Saron’s name is in the Bible and means “His Song,” or “God’s Song.” Born to committed Christian parents in Jarrettsville, Md., Saron Mack began listening to God’s song at the age of 7.
“We had a lot of visiting missionaries in our church and home. I always wanted to be a missionary from the time I got saved, but I wasn’t ready! First, God needed to sand down my rough edges.”
In college, Saron went for a degree in geology and applied mathematics, and she eventually landed a job doing programming and technical support for medical-based software. Her workplace became her mission field. Much of her free time was devoted to a Christian search and rescue team and training as a Wilderness Emergency Medical Technician.
Saron’s favorite holiday choice was going on short-term mission trips, first within the United States and Canada, then further afield in Jamaica, the Arabian Peninsula and Ukraine. During her second trip to Ukraine in 2004, she spent two weeks of sports outreach with an international mission called OM. She recalls, “That week I realized sports ministry was where I belonged. It was so clear!

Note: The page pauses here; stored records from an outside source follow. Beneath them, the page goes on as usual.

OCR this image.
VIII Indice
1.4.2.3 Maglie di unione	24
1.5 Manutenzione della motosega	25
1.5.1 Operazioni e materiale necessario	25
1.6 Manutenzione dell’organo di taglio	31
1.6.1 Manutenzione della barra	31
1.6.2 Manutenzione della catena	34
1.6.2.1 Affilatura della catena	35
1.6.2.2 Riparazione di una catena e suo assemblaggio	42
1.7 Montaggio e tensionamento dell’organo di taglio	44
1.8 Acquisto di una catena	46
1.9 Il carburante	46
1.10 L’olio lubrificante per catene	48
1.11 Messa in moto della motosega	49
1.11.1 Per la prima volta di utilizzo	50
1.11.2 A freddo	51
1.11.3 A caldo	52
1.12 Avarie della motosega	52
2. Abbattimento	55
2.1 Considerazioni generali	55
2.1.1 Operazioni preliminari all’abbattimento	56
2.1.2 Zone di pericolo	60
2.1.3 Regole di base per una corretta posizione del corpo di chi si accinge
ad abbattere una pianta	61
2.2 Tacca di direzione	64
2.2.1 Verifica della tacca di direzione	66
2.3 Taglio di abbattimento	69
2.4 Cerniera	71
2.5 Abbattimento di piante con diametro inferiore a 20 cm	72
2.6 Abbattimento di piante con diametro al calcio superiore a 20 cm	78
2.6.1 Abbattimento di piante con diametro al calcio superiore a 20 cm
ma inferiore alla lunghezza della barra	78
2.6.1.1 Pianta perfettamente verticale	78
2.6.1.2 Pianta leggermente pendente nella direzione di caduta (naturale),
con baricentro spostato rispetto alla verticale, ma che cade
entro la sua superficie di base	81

“Back home I checked out all the missions, and OM was the only one that had full-time sports ministries for women. I prayed, applied and went to a training conference, but I still wasn’t sure when and where the Lord wanted me. Meanwhile, I joined a club-level soccer team as goal-keeper to learn the game better and ended up getting a serious shoulder injury. Some people said it was a sign I shouldn’t go to Ukraine. I told them, ‘The Lord will have to kill me if He doesn’t want me to go! He just wants me to persevere.’ I was doing physical therapy for months, but returned to Ukraine in June 2005 for another week-long sports camp. My shoulder had been hurting badly, but the minute I stepped off the plane it stopped hurting! All week it was fine.”

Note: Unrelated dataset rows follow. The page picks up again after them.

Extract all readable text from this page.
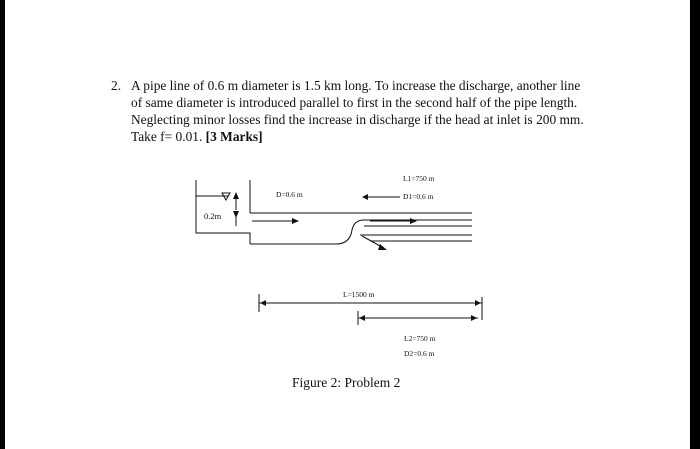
2. A pipe line of 0.6 m diameter is 1.5 km long. To increase the discharge, another line
of same diameter is introduced parallel to first in the second half of the pipe length.
Neglecting minor losses find the increase in discharge if the head at inlet is 200 mm.
Take f= 0.01. [3 Marks]
0.2m
D=0.6 m
L1=750 m
D1=0.6 m
L=1500 m
L2=750 m
D2=0.6 m
Figure 2: Problem 2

Later, Saron bypassed shoulder surgery in favor of weight training to strengthen her muscles alongside a personal trainer. The following December she felt ready to join the OM Ukraine team in the city of Rivne.
Working on the Border
Ukraine means “borderland,” and the fact this former-Soviet nation shares borders with Russia, Moldova, Poland, Belarus, Hungary, Romania and Slovakia has laid it open to centuries of invasions. Millions died during the repressive Soviet rule; the country only achieved independence in 1991.

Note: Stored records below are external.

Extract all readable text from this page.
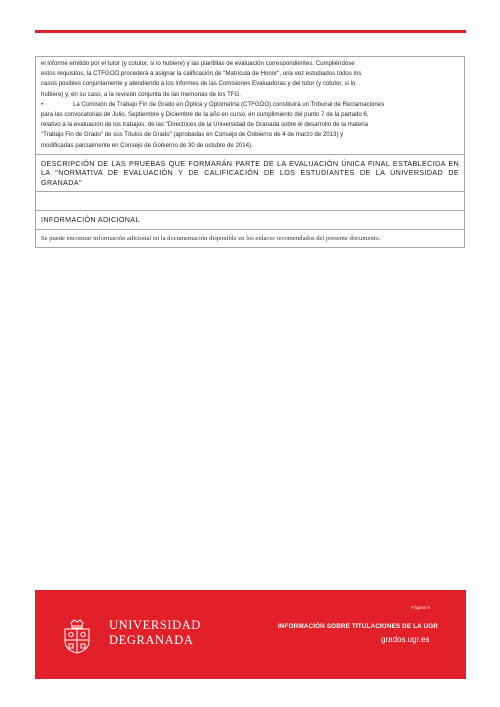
el informe emitido por el tutor (y cotutor, si lo hubiere) y las plantillas de evaluación correspondientes. Cumpliéndose

estos requisitos, la CTFGOO procederá a asignar la calificación de "Matrícula de Honor", una vez estudiados todos los

casos posibles conjuntamente y atendiendo a los informes de las Comisiones Evaluadoras y del tutor (y cotutor, si lo

hubiere) y, en su caso, a la revisión conjunta de las memorias de los TFG.

•	La Comisión de Trabajo Fin de Grado en Óptica y Optometría (CTFGOO) constituirá un Tribunal de Reclamaciones

para las convocatorias de Julio, Septiembre y Diciembre de la año en curso, en cumplimiento del punto 7 de la partado 6,

relativo a la evaluación de los trabajos, de las "Directrices de la Universidad de Granada sobre el desarrollo de la materia

"Trabajo Fin de Grado" de sus Títulos de Grado" (aprobadas en Consejo de Gobierno de 4 de marzo de 2013) y

modificadas parcialmente en Consejo de Gobierno de 30 de octubre de 2014).

DESCRIPCIÓN DE LAS PRUEBAS QUE FORMARÁN PARTE DE LA EVALUACIÓN ÚNICA FINAL ESTABLECIDA EN LA "NORMATIVA DE EVALUACIÓN Y DE CALIFICACIÓN DE LOS ESTUDIANTES DE LA UNIVERSIDAD DE GRANADA"
INFORMACIÓN ADICIONAL
Se puede encontrar información adicional en la documentación disponible en los enlaces recomendados del presente documento.
UNIVERSIDAD
DEGRANADA
Página 8
INFORMACIÓN SOBRE TITULACIONES DE LA UGR
grados.ugr.es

Decades of Communism and atheism have sunk deeply into the people’s souls. Many of the 48 million who live there openly pine for a return to the “good old days” of Soviet rule. Bribery and corruption, the Mafia and KGB are facts of life. Although the onion-shaped domes of Orthodox churches tower over every town and village, the vast majority of church-goers are elderly.
OM International started in Ukraine in 1994 with the goal of encouraging local evangelical churches to reach the next generation. Sports ministries soon took a leading role. KidsGames attracted 3,000 children the first year; since then, 40 churches have started sports ministries. Observes OM’s National Director, Pastor Oleg Abaturov, “After KidsGames, 100 new people came to my church. We started a new church for youth. Parents are coming to church, too, to find out what’s happened to their kids!”
Along with soccer, Ukraine’s most popular sport, OM has developed rugby, floorball (which can be played inside during the long winters), volleyball, ultimate Frisbee, paintball and adventure sports like mountain climbing. Training camps are held for church youth leaders to demonstrate how to build their groups through sports. Although raising money for equipment is often a problem, an even greater obstacle is that many churches consider sports to be sinful—along with listening to the radio or watching TV. Churches that do have funds have little vision. Pastors don’t share the eagerness of their youth for sports. So the OM team started sharing the vision in seminaries; little by little they are seeing attitudes change.
Starting Small
Saron moved to Ukraine and lost no time getting involved in a local church and hosting a home Bible study for Ukrainians in her small apartment. Soon young people were dropping by for supper and games.
She put her IT expertise to good use by designing Web sites for missions and churches in the country, but it was her keenness for sports and qualification in coaching that made her an immediate success on the mission team. Saron realized that in Soviet times girls had many more opportunities in sports than in post-Soveit rule. Her passion led to organizing a women’s soccer team and girls’ floorball team. A weekly Bible lesson during the practices added an important dimension to the friendships she formed.
In addition to matches and sports camps during the year, OM’s week-long children’s camps have proven a successful strategy in evangelizing Ukrainian youth. In spite of occasional opposition by Orthodox priests, the team impacts a total of about 1,000 children in various villages each summer. Their longer-term goal is to get the young people into the Sunday Schools that are being started in these villages.
Team members hold camps for some of the country’s gypsy children and cross borders to promote KidsGames in neighboring countries like Moldova and Chechnya. Ukrainians say they have a definite advantage in areas where people don’t want to listen to Russians.
Saron has no regrets about her career choice. “The Lord has taught me a lot about myself through competitive games, and they are a perfect place to put what the Lord teaches into practice,” she says.
How much longer Saron will continue to share God’s song with the youth of Ukraine is anyone’s guess. That’s His call, she says, smiling and adding, “I feel at home in this country. It’s where I belong.”